Orthogonal Transforms in Neural Networks Amount to Effective Regularization
Krzysztof Zając, Wojciech Sopot, Paweł Wachel
TL;DR
The paper tackles nonlinear system identification by embedding frequency-domain inductive bias into neural networks via a dual-branch architecture that pairs a time-domain path with an orthogonal-transform path, exemplified by a Fourier transform. It proves that both branches are universal approximators and shows that the orthogonal path induces per-parameter gradient scaling, effectively regularizing training. Empirically, the Fourier-based FSNN outperforms non-orthogonal baselines on static frequency-input tasks and provides competitive results on Wiener-Hammerstein and Silverbox benchmarks, illustrating the practical benefits and limitations of the approach.

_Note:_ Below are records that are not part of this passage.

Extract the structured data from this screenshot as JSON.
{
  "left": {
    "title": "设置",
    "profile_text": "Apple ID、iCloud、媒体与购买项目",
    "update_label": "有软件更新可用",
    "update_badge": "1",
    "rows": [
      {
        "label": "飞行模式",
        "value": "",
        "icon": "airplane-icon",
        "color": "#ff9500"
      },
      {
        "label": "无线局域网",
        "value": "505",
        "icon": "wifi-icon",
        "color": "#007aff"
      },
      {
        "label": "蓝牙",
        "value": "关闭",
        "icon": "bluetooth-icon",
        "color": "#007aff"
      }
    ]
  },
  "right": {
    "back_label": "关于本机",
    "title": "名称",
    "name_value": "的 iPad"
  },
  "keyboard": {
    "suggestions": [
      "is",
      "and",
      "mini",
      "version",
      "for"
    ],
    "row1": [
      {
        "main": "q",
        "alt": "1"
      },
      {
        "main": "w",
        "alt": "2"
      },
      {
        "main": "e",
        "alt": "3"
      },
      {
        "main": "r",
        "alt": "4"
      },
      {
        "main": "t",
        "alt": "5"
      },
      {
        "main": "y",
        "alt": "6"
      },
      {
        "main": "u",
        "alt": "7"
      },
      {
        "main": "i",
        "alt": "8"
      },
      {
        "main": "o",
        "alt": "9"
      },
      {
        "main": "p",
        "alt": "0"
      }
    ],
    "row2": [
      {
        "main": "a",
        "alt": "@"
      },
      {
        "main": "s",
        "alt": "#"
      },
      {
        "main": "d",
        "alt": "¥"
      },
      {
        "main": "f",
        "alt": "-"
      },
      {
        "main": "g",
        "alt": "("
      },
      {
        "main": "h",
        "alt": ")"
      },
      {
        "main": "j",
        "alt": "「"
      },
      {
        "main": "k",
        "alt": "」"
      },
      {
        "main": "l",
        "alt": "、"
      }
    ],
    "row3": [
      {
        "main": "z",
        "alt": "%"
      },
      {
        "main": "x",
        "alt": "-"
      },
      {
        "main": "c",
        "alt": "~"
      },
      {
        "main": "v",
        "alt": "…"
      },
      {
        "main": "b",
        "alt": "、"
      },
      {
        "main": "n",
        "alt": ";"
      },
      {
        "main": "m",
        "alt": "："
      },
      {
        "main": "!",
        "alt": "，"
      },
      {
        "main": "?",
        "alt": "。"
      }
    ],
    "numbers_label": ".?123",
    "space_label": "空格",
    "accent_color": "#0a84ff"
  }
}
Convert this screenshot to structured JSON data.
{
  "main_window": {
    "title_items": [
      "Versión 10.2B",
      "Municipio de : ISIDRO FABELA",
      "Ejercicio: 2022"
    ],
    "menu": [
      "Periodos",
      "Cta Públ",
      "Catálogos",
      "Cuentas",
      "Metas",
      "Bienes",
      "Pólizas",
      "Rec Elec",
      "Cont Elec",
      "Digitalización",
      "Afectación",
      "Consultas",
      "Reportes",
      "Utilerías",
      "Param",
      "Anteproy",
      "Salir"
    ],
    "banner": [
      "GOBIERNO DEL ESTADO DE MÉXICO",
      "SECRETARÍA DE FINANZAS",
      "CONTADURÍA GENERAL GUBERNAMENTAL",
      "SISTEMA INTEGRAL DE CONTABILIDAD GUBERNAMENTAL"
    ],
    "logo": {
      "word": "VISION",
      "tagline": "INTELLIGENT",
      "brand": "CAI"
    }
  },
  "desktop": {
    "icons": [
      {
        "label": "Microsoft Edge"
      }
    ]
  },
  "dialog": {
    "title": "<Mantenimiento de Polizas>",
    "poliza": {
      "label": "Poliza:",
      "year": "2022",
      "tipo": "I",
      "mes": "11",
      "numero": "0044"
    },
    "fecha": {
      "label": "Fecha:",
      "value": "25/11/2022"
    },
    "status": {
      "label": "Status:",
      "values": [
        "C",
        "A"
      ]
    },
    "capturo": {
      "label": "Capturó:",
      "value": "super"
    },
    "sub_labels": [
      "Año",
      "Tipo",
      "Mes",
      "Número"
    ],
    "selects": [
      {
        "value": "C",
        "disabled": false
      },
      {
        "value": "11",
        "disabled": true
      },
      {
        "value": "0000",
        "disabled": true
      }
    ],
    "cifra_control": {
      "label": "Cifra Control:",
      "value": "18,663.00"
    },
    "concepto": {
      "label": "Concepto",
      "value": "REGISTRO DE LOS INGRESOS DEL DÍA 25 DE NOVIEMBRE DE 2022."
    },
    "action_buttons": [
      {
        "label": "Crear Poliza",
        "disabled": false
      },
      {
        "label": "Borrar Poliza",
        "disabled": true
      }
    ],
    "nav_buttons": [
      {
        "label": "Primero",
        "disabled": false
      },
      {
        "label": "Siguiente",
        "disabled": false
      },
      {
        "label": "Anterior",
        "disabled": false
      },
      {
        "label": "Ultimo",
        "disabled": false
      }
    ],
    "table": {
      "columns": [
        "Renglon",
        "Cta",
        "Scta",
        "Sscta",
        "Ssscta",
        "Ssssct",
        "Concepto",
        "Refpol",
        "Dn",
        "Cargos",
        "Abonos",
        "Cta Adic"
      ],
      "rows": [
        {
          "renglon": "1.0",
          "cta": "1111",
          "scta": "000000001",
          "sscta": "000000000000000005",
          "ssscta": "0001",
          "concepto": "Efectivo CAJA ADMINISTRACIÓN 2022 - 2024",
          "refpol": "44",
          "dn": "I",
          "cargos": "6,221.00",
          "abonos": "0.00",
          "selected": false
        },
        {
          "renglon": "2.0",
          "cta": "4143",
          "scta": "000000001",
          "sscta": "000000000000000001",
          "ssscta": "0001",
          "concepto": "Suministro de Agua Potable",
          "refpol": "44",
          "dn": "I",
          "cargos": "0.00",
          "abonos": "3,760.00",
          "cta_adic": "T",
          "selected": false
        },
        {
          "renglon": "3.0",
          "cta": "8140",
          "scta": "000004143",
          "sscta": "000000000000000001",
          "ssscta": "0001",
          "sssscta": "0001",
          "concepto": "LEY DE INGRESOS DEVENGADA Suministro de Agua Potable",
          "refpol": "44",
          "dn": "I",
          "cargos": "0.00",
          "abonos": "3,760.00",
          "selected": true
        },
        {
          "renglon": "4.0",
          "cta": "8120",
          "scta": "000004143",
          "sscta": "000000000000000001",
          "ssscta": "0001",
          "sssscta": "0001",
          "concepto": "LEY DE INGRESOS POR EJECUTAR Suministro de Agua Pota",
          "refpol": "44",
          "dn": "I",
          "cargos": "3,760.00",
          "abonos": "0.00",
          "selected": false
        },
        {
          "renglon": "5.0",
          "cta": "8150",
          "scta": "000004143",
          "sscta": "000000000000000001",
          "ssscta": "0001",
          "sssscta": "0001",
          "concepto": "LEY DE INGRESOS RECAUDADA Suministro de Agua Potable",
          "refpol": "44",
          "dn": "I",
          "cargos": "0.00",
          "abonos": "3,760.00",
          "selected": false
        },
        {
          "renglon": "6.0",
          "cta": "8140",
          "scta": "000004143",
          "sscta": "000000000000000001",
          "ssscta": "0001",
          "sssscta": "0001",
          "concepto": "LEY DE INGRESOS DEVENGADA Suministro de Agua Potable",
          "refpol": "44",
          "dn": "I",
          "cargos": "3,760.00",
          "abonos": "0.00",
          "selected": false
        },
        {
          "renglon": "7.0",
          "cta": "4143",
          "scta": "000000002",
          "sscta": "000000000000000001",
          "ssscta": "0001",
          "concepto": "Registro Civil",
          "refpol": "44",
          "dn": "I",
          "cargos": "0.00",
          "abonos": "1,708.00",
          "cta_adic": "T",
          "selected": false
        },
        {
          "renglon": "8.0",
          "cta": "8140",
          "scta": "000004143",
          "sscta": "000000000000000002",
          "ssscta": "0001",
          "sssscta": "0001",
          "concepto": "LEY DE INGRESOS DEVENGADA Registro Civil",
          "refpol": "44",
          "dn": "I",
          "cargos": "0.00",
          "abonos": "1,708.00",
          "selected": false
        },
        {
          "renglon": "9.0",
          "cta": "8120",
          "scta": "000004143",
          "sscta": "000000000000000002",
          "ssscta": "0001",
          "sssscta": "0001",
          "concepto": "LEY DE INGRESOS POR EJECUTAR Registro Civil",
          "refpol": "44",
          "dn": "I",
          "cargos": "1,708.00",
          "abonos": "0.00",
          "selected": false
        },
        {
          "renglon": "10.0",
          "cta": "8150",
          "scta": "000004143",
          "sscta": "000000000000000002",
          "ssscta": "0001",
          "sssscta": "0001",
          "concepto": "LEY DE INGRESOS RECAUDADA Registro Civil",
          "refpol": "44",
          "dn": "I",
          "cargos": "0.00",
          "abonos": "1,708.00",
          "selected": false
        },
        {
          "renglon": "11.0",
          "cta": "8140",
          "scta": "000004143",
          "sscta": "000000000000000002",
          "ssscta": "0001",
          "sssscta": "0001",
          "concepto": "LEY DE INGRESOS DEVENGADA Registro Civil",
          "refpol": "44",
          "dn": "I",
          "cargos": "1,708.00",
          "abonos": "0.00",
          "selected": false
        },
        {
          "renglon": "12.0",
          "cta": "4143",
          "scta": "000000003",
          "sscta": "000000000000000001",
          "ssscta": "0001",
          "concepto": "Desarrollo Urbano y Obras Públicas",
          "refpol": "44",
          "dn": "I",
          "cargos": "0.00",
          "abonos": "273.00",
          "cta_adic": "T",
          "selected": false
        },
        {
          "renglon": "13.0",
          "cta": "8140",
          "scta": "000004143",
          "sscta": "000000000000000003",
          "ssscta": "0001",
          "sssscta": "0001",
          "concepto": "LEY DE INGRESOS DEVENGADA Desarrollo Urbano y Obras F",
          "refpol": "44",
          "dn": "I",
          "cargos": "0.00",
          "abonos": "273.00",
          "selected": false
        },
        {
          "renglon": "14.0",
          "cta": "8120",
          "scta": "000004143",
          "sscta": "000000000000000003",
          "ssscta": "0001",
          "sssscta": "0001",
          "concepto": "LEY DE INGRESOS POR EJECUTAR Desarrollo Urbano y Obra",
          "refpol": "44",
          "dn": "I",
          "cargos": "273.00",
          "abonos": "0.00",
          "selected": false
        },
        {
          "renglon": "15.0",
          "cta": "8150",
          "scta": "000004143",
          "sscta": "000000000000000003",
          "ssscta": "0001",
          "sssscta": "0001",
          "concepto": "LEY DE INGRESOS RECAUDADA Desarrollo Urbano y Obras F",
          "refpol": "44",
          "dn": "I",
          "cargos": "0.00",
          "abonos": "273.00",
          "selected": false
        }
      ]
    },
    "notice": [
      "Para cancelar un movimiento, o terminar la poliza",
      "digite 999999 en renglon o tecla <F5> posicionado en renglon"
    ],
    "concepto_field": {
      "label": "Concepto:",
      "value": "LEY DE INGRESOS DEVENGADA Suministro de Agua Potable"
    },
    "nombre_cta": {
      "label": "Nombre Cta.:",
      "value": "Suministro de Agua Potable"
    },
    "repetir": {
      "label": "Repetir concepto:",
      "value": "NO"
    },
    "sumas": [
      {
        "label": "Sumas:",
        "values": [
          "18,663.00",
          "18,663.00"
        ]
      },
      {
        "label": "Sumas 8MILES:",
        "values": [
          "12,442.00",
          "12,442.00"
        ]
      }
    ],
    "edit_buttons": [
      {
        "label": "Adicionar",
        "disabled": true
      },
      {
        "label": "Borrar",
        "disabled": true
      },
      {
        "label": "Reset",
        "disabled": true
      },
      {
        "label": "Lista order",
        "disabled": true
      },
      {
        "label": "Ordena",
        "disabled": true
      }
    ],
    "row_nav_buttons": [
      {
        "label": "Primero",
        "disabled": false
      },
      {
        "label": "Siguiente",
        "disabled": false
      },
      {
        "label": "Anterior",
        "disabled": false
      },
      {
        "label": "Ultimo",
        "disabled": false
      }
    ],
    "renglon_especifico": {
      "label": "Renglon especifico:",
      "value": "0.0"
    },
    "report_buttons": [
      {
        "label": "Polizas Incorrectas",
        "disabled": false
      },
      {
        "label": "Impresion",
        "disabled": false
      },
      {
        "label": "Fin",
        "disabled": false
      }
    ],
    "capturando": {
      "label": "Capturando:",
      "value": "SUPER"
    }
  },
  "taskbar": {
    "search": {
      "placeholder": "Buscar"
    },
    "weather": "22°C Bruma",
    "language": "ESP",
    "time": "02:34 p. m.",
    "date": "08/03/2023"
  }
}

Overall, the work demonstrates that orthogonal transforms can expand neural network capabilities for physical system identification while offering a principled regularization mechanism and a route to task-specialized models.
Abstract
We consider applications of neural networks in nonlinear system identification and formulate a hypothesis that adjusting general network structure by incorporating frequency information or other known orthogonal transform, should result in an efficient neural network retaining its universal properties. We show that such a structure is a universal approximator and that using any orthogonal transform in a proposed way implies regularization during training by adjusting the learning rate of each parameter individually. We empirically show in particular, that such a structure, using the Fourier transform, outperforms equivalent models without orthogonality support.